Along with these mechanical processes, inflammation also plays a role. Pieces of cartilage may break off and float around in the joint, irritating the synovial membrane that forms the inner lining of the joint capsule. This causes the joint to become inflamed and swell up. This is sometimes referred to as “inflammatory arthritis.” The inflammatory changes to the synovial membrane prevent nutrients from entering the cartilage, thereby further accelerating the disease process.
Thus, there are risk factors that may contribute to osteoarthritis. In the early stages at least, osteoarthritis is in many cases a natural result of the body’s aging process. But since not everyone ages in the same way, onset and severity of the condition vary widely from one person to another.
At a glance
Osteoarthritis is a chronic illness of the joints
It can affect any joint in the body
The knee is particularly susceptible to osteoarthritis
Damage tends to begin within the articular cartilage
Cartilage: a tissue without blood vessels
The amazing knee joint
Although we are not consciously aware of it, our knee joints move thousands of times a day, absorbing abrupt shocks and sudden turns, carrying our body weight and keeping us stable. Given the multi‑
directional stresses and strains to which they are subjected, it is hardly surprising that the knees are more likely to be injured or wear out than any other joint in the body.

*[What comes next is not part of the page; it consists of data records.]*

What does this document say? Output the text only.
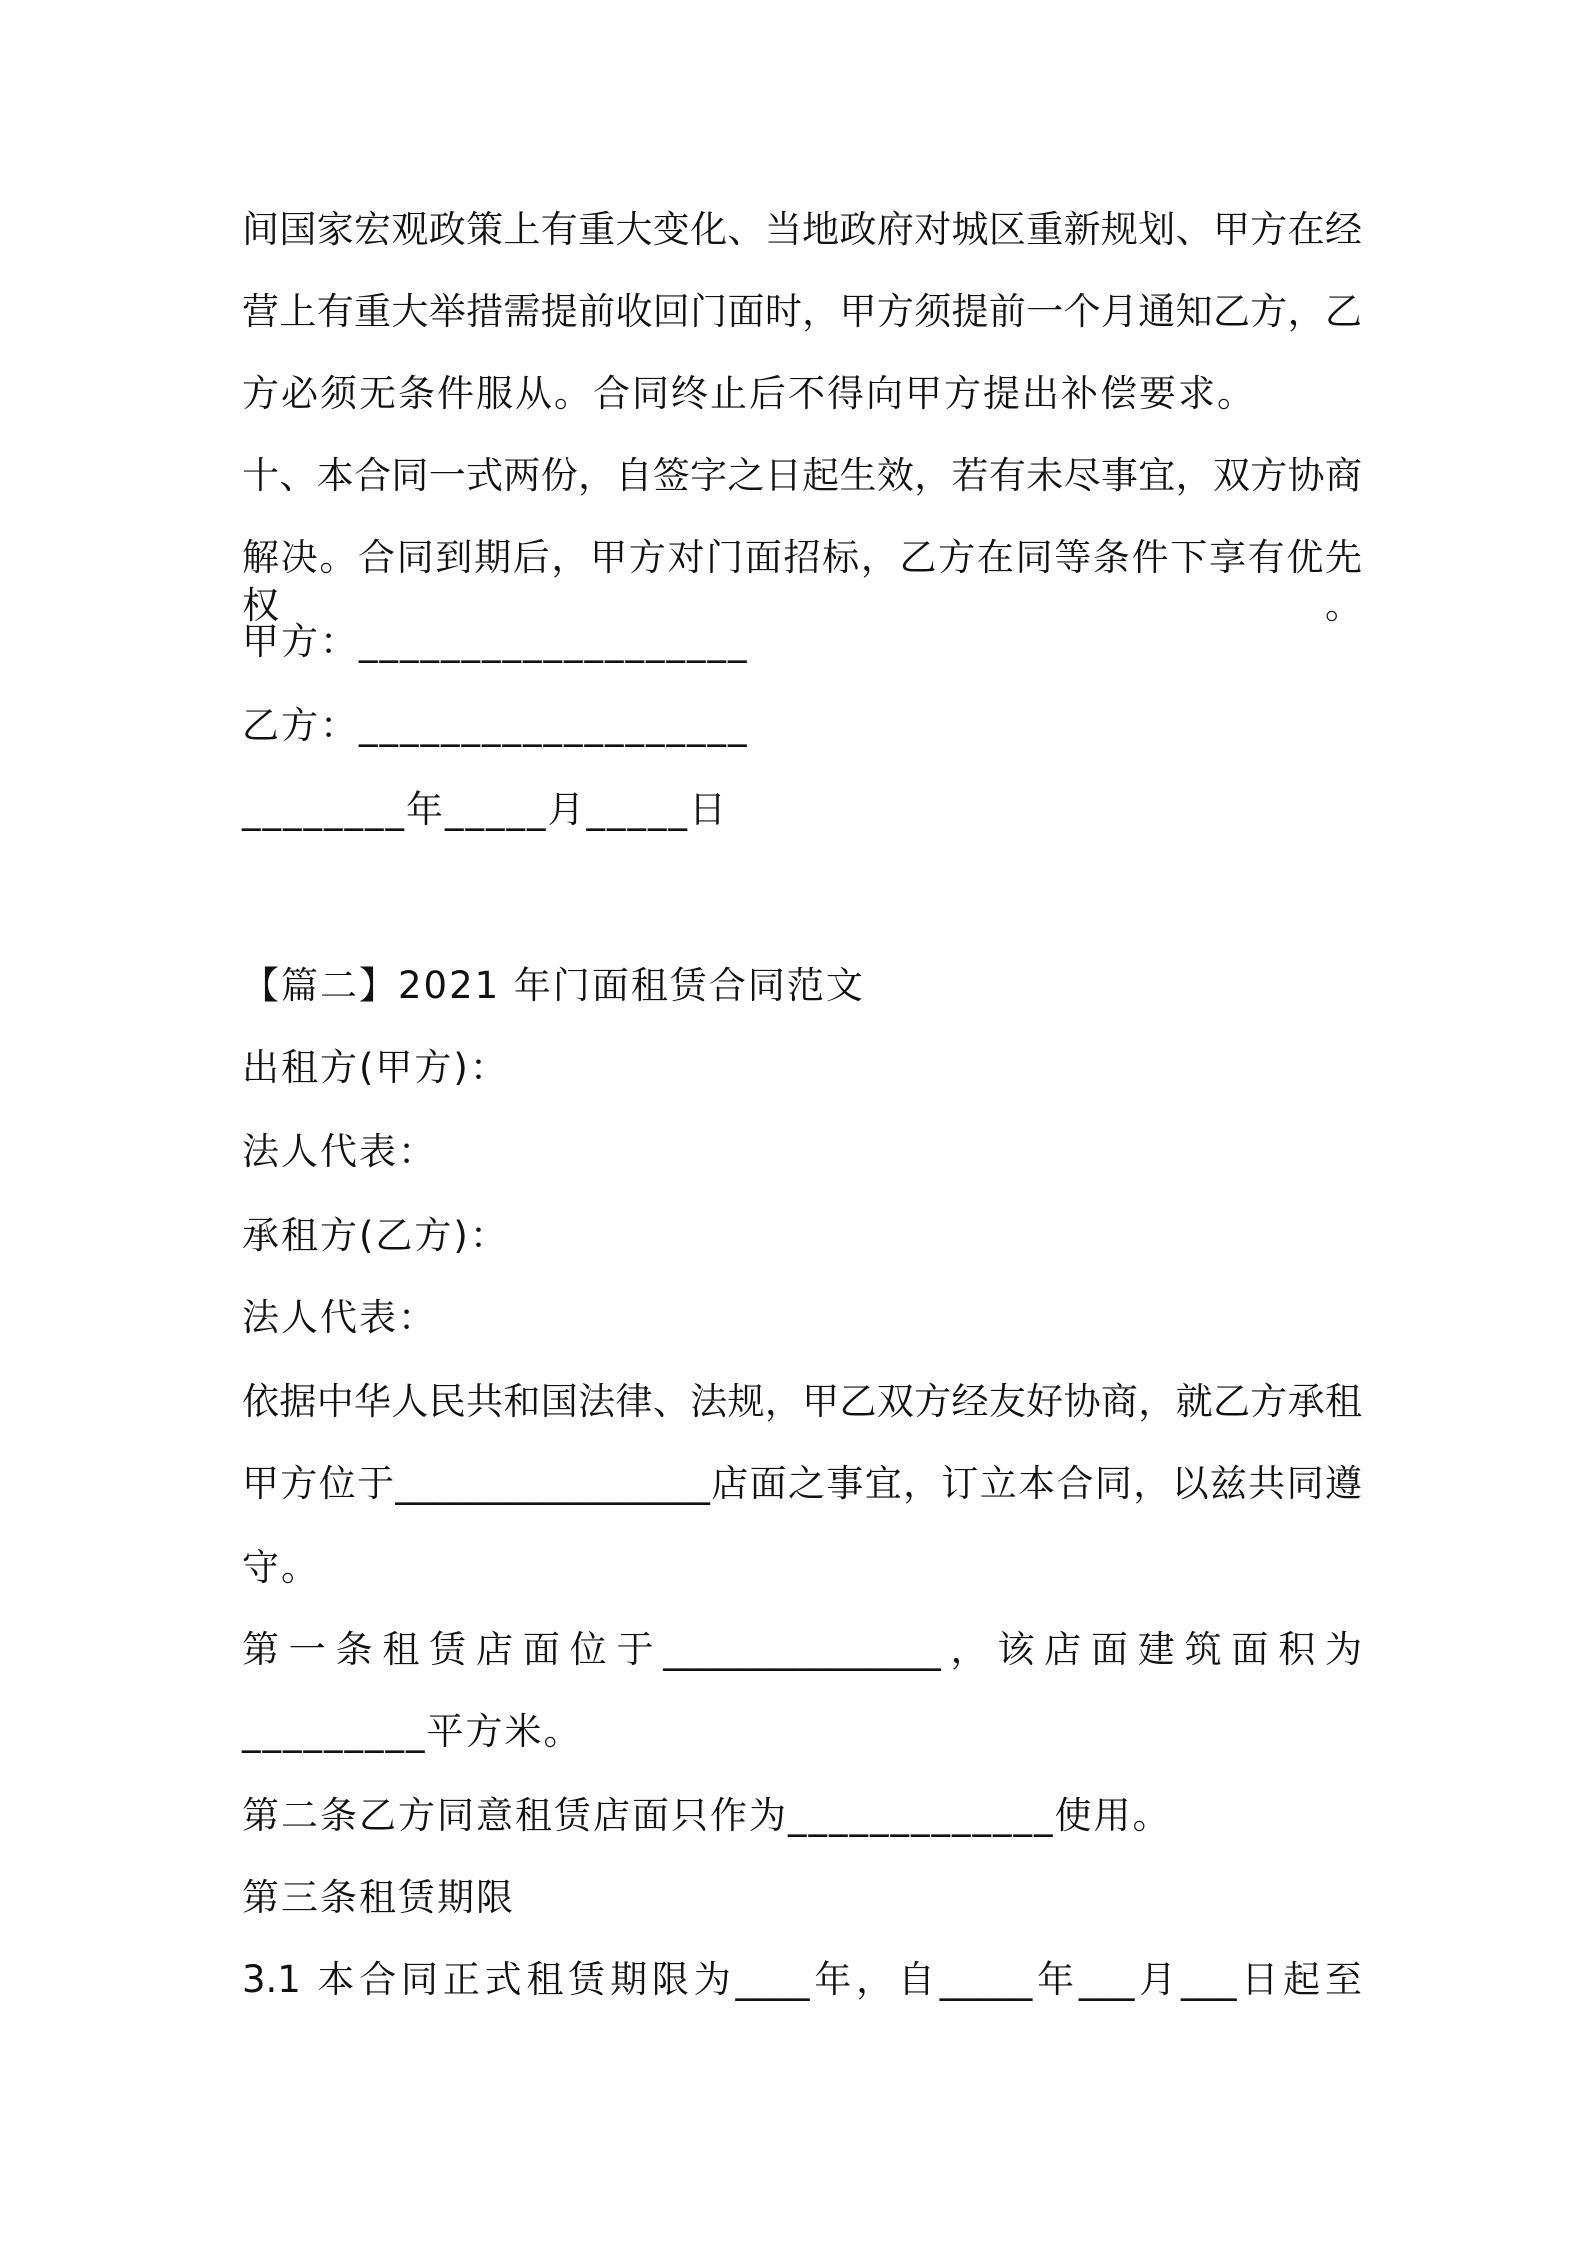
间国家宏观政策上有重大变化、当地政府对城区重新规划、甲方在经
营上有重大举措需提前收回门面时，甲方须提前一个月通知乙方，乙
方必须无条件服从。合同终止后不得向甲方提出补偿要求。
十、本合同一式两份，自签字之日起生效，若有未尽事宜，双方协商
解决。合同到期后，甲方对门面招标，乙方在同等条件下享有优先权。
甲方：___________________
乙方：___________________
________年_____月_____日
【篇二】2021 年门面租赁合同范文
出租方(甲方)：
法人代表：
承租方(乙方)：
法人代表：
依据中华人民共和国法律、法规，甲乙双方经友好协商，就乙方承租
甲方位于_________________店面之事宜，订立本合同，以兹共同遵
守。
第一条租赁店面位于_______________，该店面建筑面积为
_________平方米。
第二条乙方同意租赁店面只作为_____________使用。
第三条租赁期限
3.1 本合同正式租赁期限为____年，自_____年___月___日起至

So it makes sense to take a closer look at this hardworking joint.
The largest joint in the body:
The knee joint works like a hinge: it can bend (flex) and straighten (extend), and it also rotates slightly to allow the lower leg to turn in or out. The joint is formed by the ends of the femur (thigh bone) and the tibia (shin bone). The bone ends are covered by a layer of elastic cartilage (articular cartilage) that acts both as a bearing, allowing the bones to slide freely on one another, and as a shock absorber. The ends of the bones and the cartilage are enclosed by an articular capsule. The inner layer of the capsule, the synovial membrane, contains many nerves and blood vessels. It produces a fluid (synovial fluid) that lubricates the joint and nourishes the cartilage.

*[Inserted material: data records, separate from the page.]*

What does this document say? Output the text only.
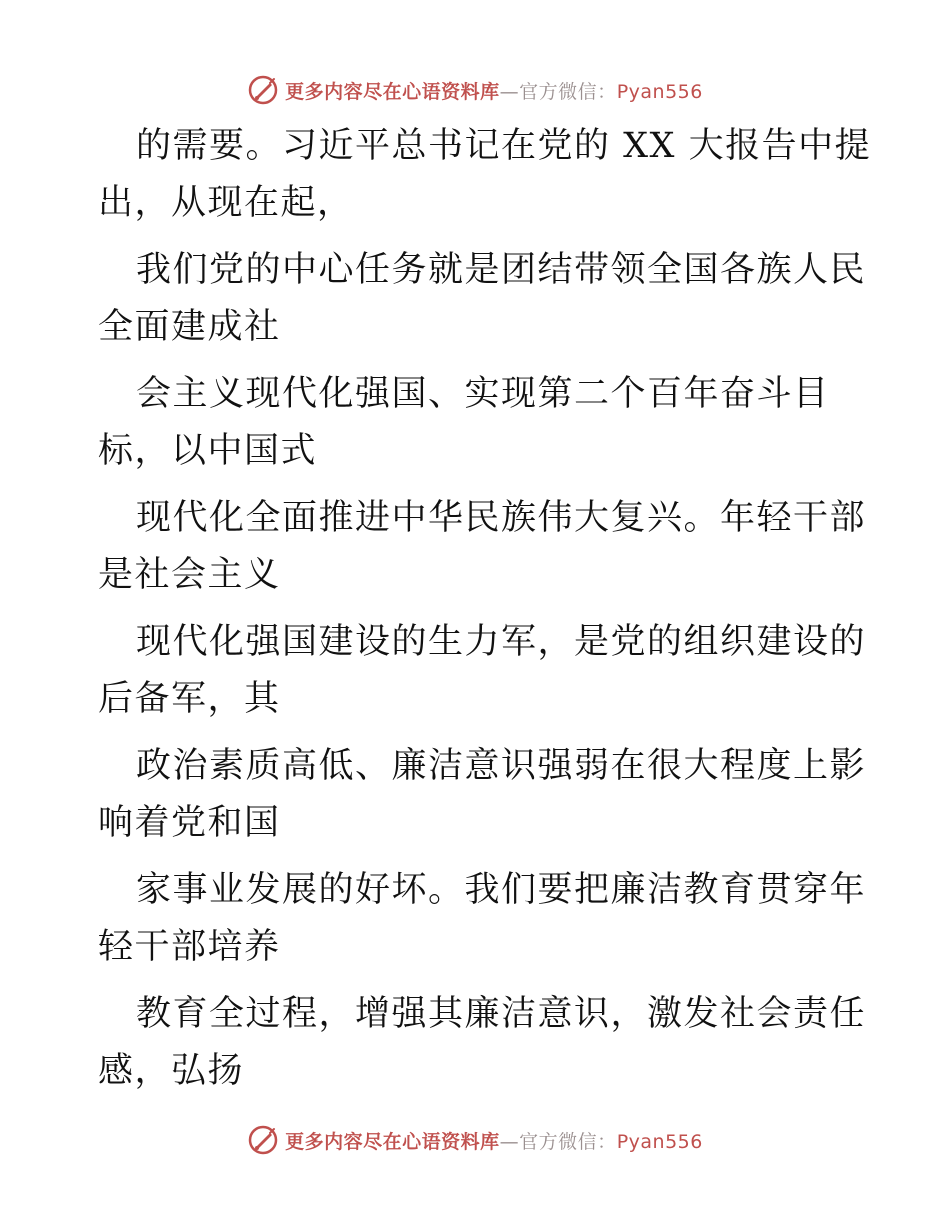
更多内容尽在心语资料库—官方微信：Pyan556

的需要。习近平总书记在党的 XX 大报告中提出，从现在起，

我们党的中心任务就是团结带领全国各族人民全面建成社

会主义现代化强国、实现第二个百年奋斗目标，以中国式

现代化全面推进中华民族伟大复兴。年轻干部是社会主义

现代化强国建设的生力军，是党的组织建设的后备军，其

政治素质高低、廉洁意识强弱在很大程度上影响着党和国

家事业发展的好坏。我们要把廉洁教育贯穿年轻干部培养

教育全过程，增强其廉洁意识，激发社会责任感，弘扬

更多内容尽在心语资料库—官方微信：Pyan556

Four ligaments connect the bones of the knee and provide stability to the joint:
The medial and lateral collateral ligaments, located on the inner and outer sides of the joint, provide lateral stability when the knee is extended.
The anterior and posterior cruciate ligaments cross in the center of the knee and limit the joint’s rotational or twisting motions.
Medial and lateral meniscus
The meniscus, or meniscal cartilage, consists of two crescent-shaped cartilage discs, the medial (inner) and lateral (outer) menisci, that provide improved contact and cushioning between the ends of the femur and tibia bones. Most importantly, they distribute the weight of the body over a larger surface area and thus reduce the pressure on the articular cartilage. In a healthy knee, as much as 50 percent of the load on the joint is transferred to the menisci, thus reducing the pressure on the articular cartilage by half.